# Equation vs function

1. Apr 13, 2013

### thedy

Hi,Few days I m trying to find out,what is difference between equation and function,but as I go deeper into it,I m more confused
I give example,we have velocity as function of time:f(t)=at+Vo....Ok,so this is function of time,but why not,for example of acceleration but only time?Please try to give me some explanation or hint at least,
When I know,I have a function of time,and when of accleration,that means,if f(t)=at+Vo,is it possible to apply this like this:f(a)=at+Vo?I assume,that is not,but why?

2. Apr 13, 2013

### AlephZero

An equation says "something = something_else". So long as you do the same to both sides, you get another equation that means the same thing. (OK, statement is a little bit over-simplified, but let's get the basics sorted out first!)

A function looks similar, but means something different. Think of it as a "rule" that says "if you give me a value of t, this is how I find the value of f(t)."

in your example f(t)=at+Vo, you call f(t) a function of t because you are assuming the other quantities (a and Vo) are known, and t can vary. On the other hand, if t and Vo are known but the acceleration a could vary, you might want to think of it as a function of a, and write f(a) = at+Vo.

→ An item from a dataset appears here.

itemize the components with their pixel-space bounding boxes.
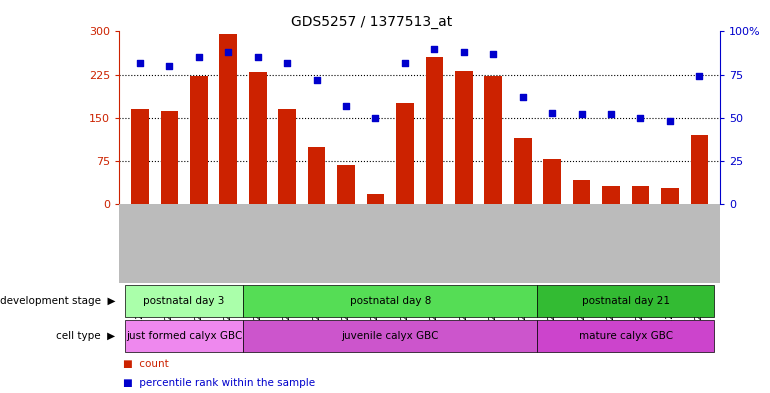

In more advanced math, often functions are often not defined by a "formula" like "at + Vo", but by a set of "rules" like

f(t) = 1 it t >= 0, and 0 if t < 0.

That's a perfectly good definition of f(t), because for any value of t you it tells you the value of f(t) (either 0 or 1). But it would be hard (and no more useful) to write a "formula" that defined the same function f(t).

3. Apr 14, 2013

### thedy

Thanks,so this is all magic?If I have other variables constant,then this,which could vary is in brackets?Like f(t),f(a)....

4. Apr 15, 2013

### awecrump

Technically, a function must pass the vertical line test or that you cannot have two y values for one x value. A function usually involves two or more variables such as y=x^2+5.